The ARID dataset consists of video clips featuring 11 distinct human actions performed in various scenes, both indoor and outdoor, under varying lighting conditions. More details about the ARID v1.5 dataset can be found here.
From each video, 20 frames are extracted to form a list of frames per video, serving as the primary dataset elements.
To improve visibility, reduce noise, and standardize frames, histogram equalization is applied to each frame.
Key-point information is extracted from each frame using the YOLOv8-pose key-point detection model.
The model architecture utilizes a Long-term Recurrent Convolutional Networks (LRCN) approach.

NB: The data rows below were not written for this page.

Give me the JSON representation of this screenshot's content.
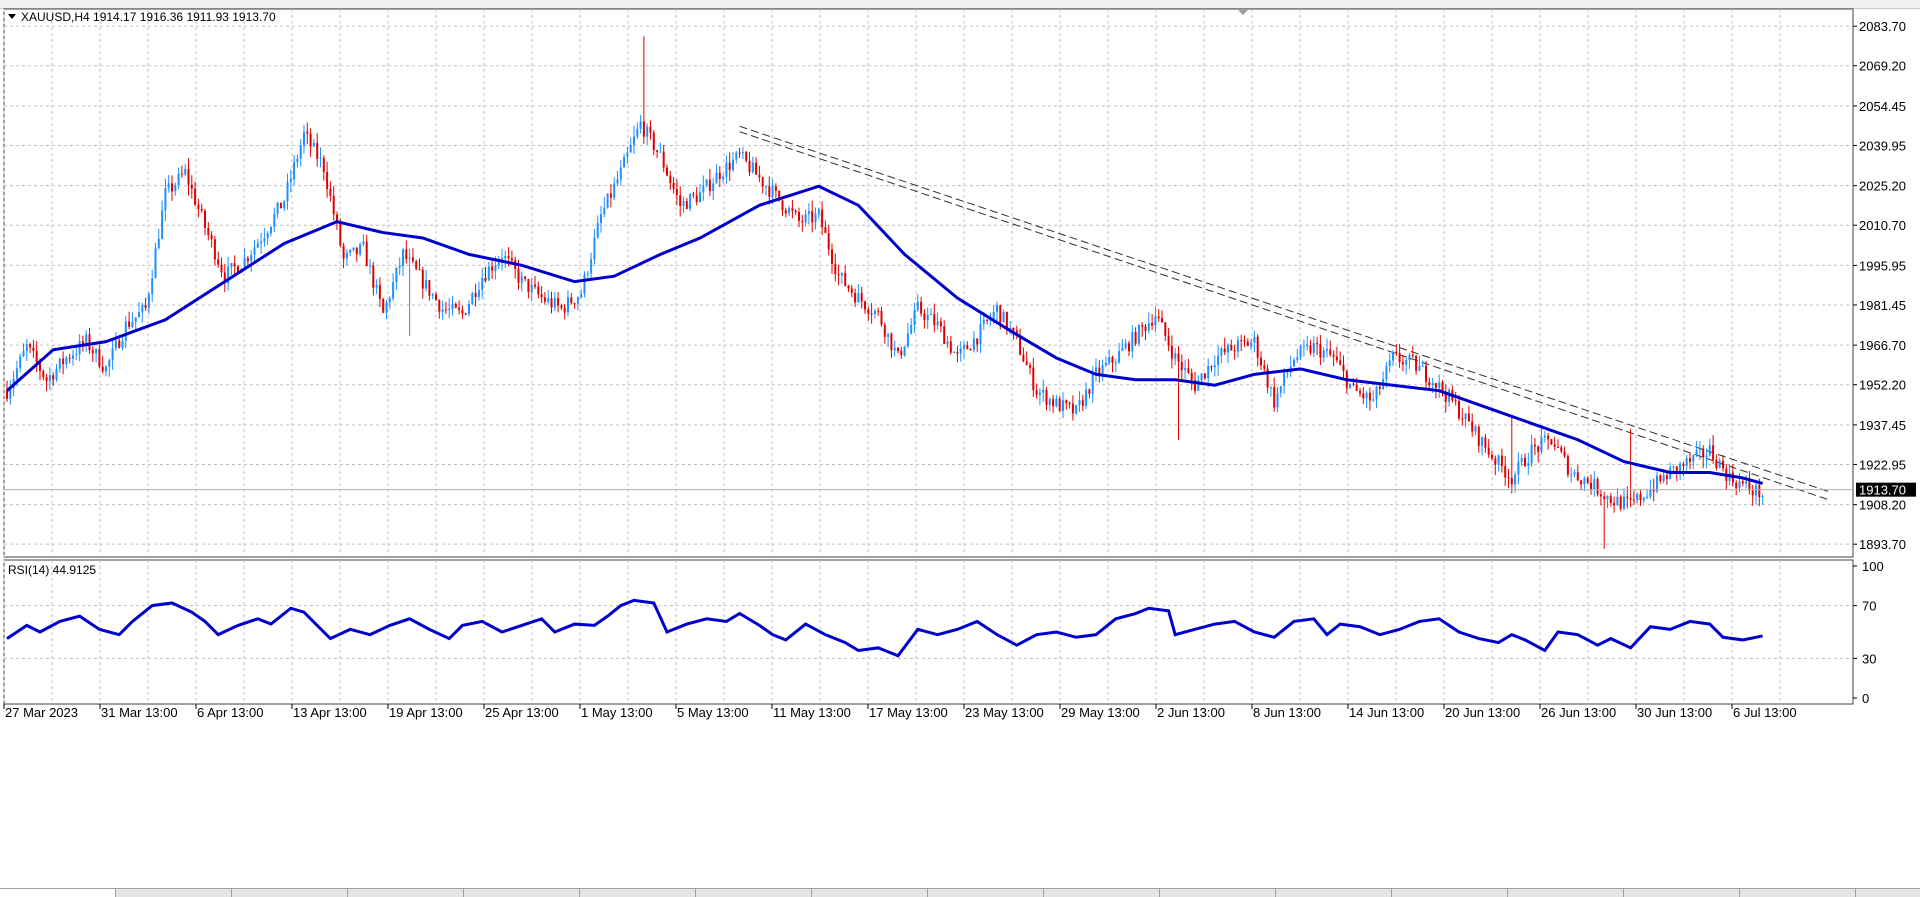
{
  "header": {
    "symbol_info": "XAUUSD,H4  1914.17 1916.36 1911.93 1913.70",
    "indicator_label": "RSI(14) 44.9125"
  },
  "price_axis": {
    "labels": [
      "2083.70",
      "2069.20",
      "2054.45",
      "2039.95",
      "2025.20",
      "2010.70",
      "1995.95",
      "1981.45",
      "1966.70",
      "1952.20",
      "1937.45",
      "1922.95",
      "1908.20",
      "1893.70"
    ],
    "current_price": "1913.70"
  },
  "rsi_axis": {
    "labels": [
      "100",
      "70",
      "30",
      "0"
    ]
  },
  "time_axis": {
    "labels": [
      "27 Mar 2023",
      "31 Mar 13:00",
      "6 Apr 13:00",
      "13 Apr 13:00",
      "19 Apr 13:00",
      "25 Apr 13:00",
      "1 May 13:00",
      "5 May 13:00",
      "11 May 13:00",
      "17 May 13:00",
      "23 May 13:00",
      "29 May 13:00",
      "2 Jun 13:00",
      "8 Jun 13:00",
      "14 Jun 13:00",
      "20 Jun 13:00",
      "26 Jun 13:00",
      "30 Jun 13:00",
      "6 Jul 13:00"
    ]
  },
  "colors": {
    "bull_candle": "#1e90ff",
    "bear_candle": "#e00000",
    "moving_average": "#0000cd",
    "rsi_line": "#0000cd",
    "grid": "#c0c0c0",
    "trendline": "#303030",
    "price_tag_bg": "#000000"
  },
  "chart_data": [
    {
      "type": "candlestick",
      "symbol": "XAUUSD",
      "timeframe": "H4",
      "ylim": [
        1889,
        2090
      ],
      "grid": true,
      "x": [
        "27 Mar 2023",
        "31 Mar 13:00",
        "6 Apr 13:00",
        "13 Apr 13:00",
        "19 Apr 13:00",
        "25 Apr 13:00",
        "1 May 13:00",
        "5 May 13:00",
        "11 May 13:00",
        "17 May 13:00",
        "23 May 13:00",
        "29 May 13:00",
        "2 Jun 13:00",
        "8 Jun 13:00",
        "14 Jun 13:00",
        "20 Jun 13:00",
        "26 Jun 13:00",
        "30 Jun 13:00",
        "6 Jul 13:00"
      ],
      "close_path": [
        [
          0,
          1950
        ],
        [
          6,
          1966
        ],
        [
          12,
          1954
        ],
        [
          18,
          1962
        ],
        [
          24,
          1968
        ],
        [
          30,
          1958
        ],
        [
          36,
          1974
        ],
        [
          42,
          1980
        ],
        [
          48,
          2022
        ],
        [
          54,
          2030
        ],
        [
          60,
          2010
        ],
        [
          66,
          1992
        ],
        [
          72,
          1998
        ],
        [
          78,
          2008
        ],
        [
          84,
          2020
        ],
        [
          90,
          2044
        ],
        [
          96,
          2032
        ],
        [
          102,
          1998
        ],
        [
          108,
          2002
        ],
        [
          114,
          1978
        ],
        [
          120,
          2000
        ],
        [
          126,
          1990
        ],
        [
          132,
          1980
        ],
        [
          138,
          1978
        ],
        [
          144,
          1992
        ],
        [
          150,
          2000
        ],
        [
          156,
          1990
        ],
        [
          162,
          1984
        ],
        [
          168,
          1980
        ],
        [
          174,
          1986
        ],
        [
          180,
          2014
        ],
        [
          186,
          2030
        ],
        [
          192,
          2048
        ],
        [
          198,
          2036
        ],
        [
          204,
          2018
        ],
        [
          210,
          2022
        ],
        [
          216,
          2030
        ],
        [
          222,
          2036
        ],
        [
          228,
          2028
        ],
        [
          234,
          2020
        ],
        [
          240,
          2012
        ],
        [
          246,
          2014
        ],
        [
          252,
          1992
        ],
        [
          258,
          1984
        ],
        [
          264,
          1978
        ],
        [
          270,
          1962
        ],
        [
          276,
          1980
        ],
        [
          282,
          1974
        ],
        [
          288,
          1962
        ],
        [
          294,
          1970
        ],
        [
          300,
          1980
        ],
        [
          306,
          1968
        ],
        [
          312,
          1950
        ],
        [
          318,
          1945
        ],
        [
          324,
          1942
        ],
        [
          330,
          1956
        ],
        [
          336,
          1962
        ],
        [
          342,
          1970
        ],
        [
          348,
          1978
        ],
        [
          354,
          1962
        ],
        [
          360,
          1952
        ],
        [
          366,
          1962
        ],
        [
          372,
          1966
        ],
        [
          378,
          1968
        ],
        [
          384,
          1946
        ],
        [
          390,
          1962
        ],
        [
          396,
          1966
        ],
        [
          402,
          1962
        ],
        [
          408,
          1950
        ],
        [
          414,
          1946
        ],
        [
          420,
          1962
        ],
        [
          426,
          1960
        ],
        [
          432,
          1954
        ],
        [
          438,
          1946
        ],
        [
          444,
          1936
        ],
        [
          450,
          1926
        ],
        [
          456,
          1918
        ],
        [
          462,
          1928
        ],
        [
          468,
          1932
        ],
        [
          474,
          1920
        ],
        [
          480,
          1916
        ],
        [
          486,
          1910
        ],
        [
          492,
          1908
        ],
        [
          498,
          1914
        ],
        [
          504,
          1920
        ],
        [
          510,
          1924
        ],
        [
          516,
          1928
        ],
        [
          522,
          1918
        ],
        [
          528,
          1914
        ],
        [
          532,
          1912
        ]
      ],
      "high_extremes": [
        {
          "bar": 193,
          "value": 2080
        },
        {
          "bar": 492,
          "value": 1936
        },
        {
          "bar": 456,
          "value": 1940
        }
      ],
      "low_extremes": [
        {
          "bar": 484,
          "value": 1892
        },
        {
          "bar": 122,
          "value": 1970
        },
        {
          "bar": 355,
          "value": 1932
        }
      ],
      "moving_average": {
        "name": "MA",
        "points": [
          [
            0,
            1950
          ],
          [
            14,
            1965
          ],
          [
            30,
            1968
          ],
          [
            48,
            1976
          ],
          [
            66,
            1990
          ],
          [
            84,
            2004
          ],
          [
            100,
            2012
          ],
          [
            114,
            2008
          ],
          [
            126,
            2006
          ],
          [
            140,
            2000
          ],
          [
            156,
            1996
          ],
          [
            172,
            1990
          ],
          [
            184,
            1992
          ],
          [
            198,
            2000
          ],
          [
            210,
            2006
          ],
          [
            228,
            2018
          ],
          [
            246,
            2025
          ],
          [
            258,
            2018
          ],
          [
            272,
            2000
          ],
          [
            288,
            1984
          ],
          [
            304,
            1972
          ],
          [
            318,
            1962
          ],
          [
            330,
            1956
          ],
          [
            342,
            1954
          ],
          [
            354,
            1954
          ],
          [
            366,
            1952
          ],
          [
            378,
            1956
          ],
          [
            392,
            1958
          ],
          [
            406,
            1954
          ],
          [
            420,
            1952
          ],
          [
            434,
            1950
          ],
          [
            448,
            1944
          ],
          [
            462,
            1938
          ],
          [
            476,
            1932
          ],
          [
            490,
            1924
          ],
          [
            504,
            1920
          ],
          [
            516,
            1920
          ],
          [
            526,
            1918
          ],
          [
            532,
            1916
          ]
        ]
      },
      "trendlines": [
        {
          "style": "dashed",
          "from": {
            "bar": 222,
            "value": 2047
          },
          "to": {
            "bar": 552,
            "value": 1913
          }
        },
        {
          "style": "dashed",
          "from": {
            "bar": 222,
            "value": 2045
          },
          "to": {
            "bar": 552,
            "value": 1910
          }
        }
      ],
      "current_price": 1913.7
    },
    {
      "type": "line",
      "name": "RSI(14)",
      "ylim": [
        0,
        100
      ],
      "levels": [
        70,
        30
      ],
      "points": [
        [
          0,
          45
        ],
        [
          6,
          55
        ],
        [
          10,
          50
        ],
        [
          16,
          58
        ],
        [
          22,
          62
        ],
        [
          28,
          52
        ],
        [
          34,
          48
        ],
        [
          38,
          58
        ],
        [
          44,
          70
        ],
        [
          50,
          72
        ],
        [
          56,
          65
        ],
        [
          60,
          58
        ],
        [
          64,
          48
        ],
        [
          70,
          55
        ],
        [
          76,
          60
        ],
        [
          80,
          56
        ],
        [
          86,
          68
        ],
        [
          90,
          65
        ],
        [
          94,
          55
        ],
        [
          98,
          45
        ],
        [
          104,
          52
        ],
        [
          110,
          48
        ],
        [
          116,
          55
        ],
        [
          122,
          60
        ],
        [
          128,
          52
        ],
        [
          134,
          45
        ],
        [
          138,
          55
        ],
        [
          144,
          58
        ],
        [
          150,
          50
        ],
        [
          156,
          55
        ],
        [
          162,
          60
        ],
        [
          166,
          50
        ],
        [
          172,
          56
        ],
        [
          178,
          55
        ],
        [
          182,
          62
        ],
        [
          186,
          70
        ],
        [
          190,
          74
        ],
        [
          196,
          72
        ],
        [
          200,
          50
        ],
        [
          206,
          56
        ],
        [
          212,
          60
        ],
        [
          218,
          58
        ],
        [
          222,
          64
        ],
        [
          228,
          55
        ],
        [
          232,
          48
        ],
        [
          236,
          44
        ],
        [
          242,
          56
        ],
        [
          248,
          48
        ],
        [
          254,
          42
        ],
        [
          258,
          36
        ],
        [
          264,
          38
        ],
        [
          270,
          32
        ],
        [
          276,
          52
        ],
        [
          282,
          48
        ],
        [
          288,
          52
        ],
        [
          294,
          58
        ],
        [
          300,
          48
        ],
        [
          306,
          40
        ],
        [
          312,
          48
        ],
        [
          318,
          50
        ],
        [
          324,
          46
        ],
        [
          330,
          48
        ],
        [
          336,
          60
        ],
        [
          342,
          64
        ],
        [
          346,
          68
        ],
        [
          352,
          66
        ],
        [
          354,
          48
        ],
        [
          360,
          52
        ],
        [
          366,
          56
        ],
        [
          372,
          58
        ],
        [
          378,
          50
        ],
        [
          384,
          46
        ],
        [
          390,
          58
        ],
        [
          396,
          60
        ],
        [
          400,
          48
        ],
        [
          404,
          56
        ],
        [
          410,
          54
        ],
        [
          416,
          48
        ],
        [
          422,
          52
        ],
        [
          428,
          58
        ],
        [
          434,
          60
        ],
        [
          440,
          50
        ],
        [
          446,
          45
        ],
        [
          452,
          42
        ],
        [
          456,
          48
        ],
        [
          460,
          44
        ],
        [
          466,
          36
        ],
        [
          470,
          50
        ],
        [
          476,
          48
        ],
        [
          482,
          40
        ],
        [
          486,
          45
        ],
        [
          492,
          38
        ],
        [
          498,
          54
        ],
        [
          504,
          52
        ],
        [
          510,
          58
        ],
        [
          516,
          56
        ],
        [
          520,
          46
        ],
        [
          526,
          44
        ],
        [
          532,
          47
        ]
      ],
      "last_value": 44.9125
    }
  ]
}
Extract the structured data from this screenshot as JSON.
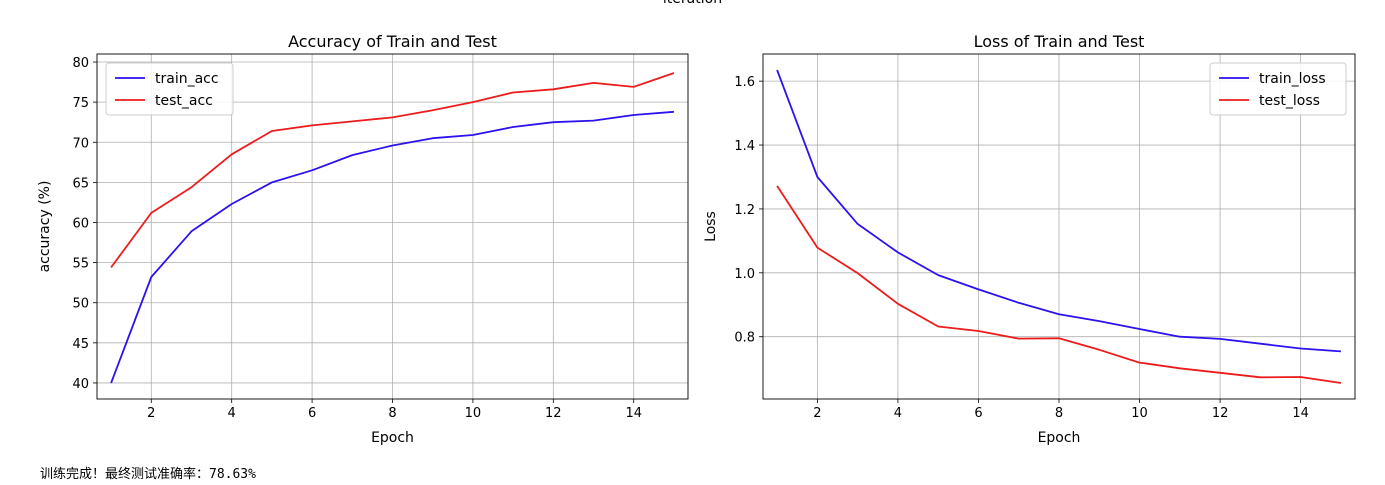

The detailed code for the architecture can be found above.
The model is compiled using categorical cross-entropy loss, optimized with Adam optimizer. The training history is saved for plotting and evaluation purposes.
The model is evaluated using the test dataset, and a confusion matrix is generated to analyze its performance:
This project has successfully built a model to detect and classify human actions in challenging lighting conditions using the ARID v1.5 dataset. The LRCN approach combined with strategic preprocessing steps has allowed for improved accuracy and performance.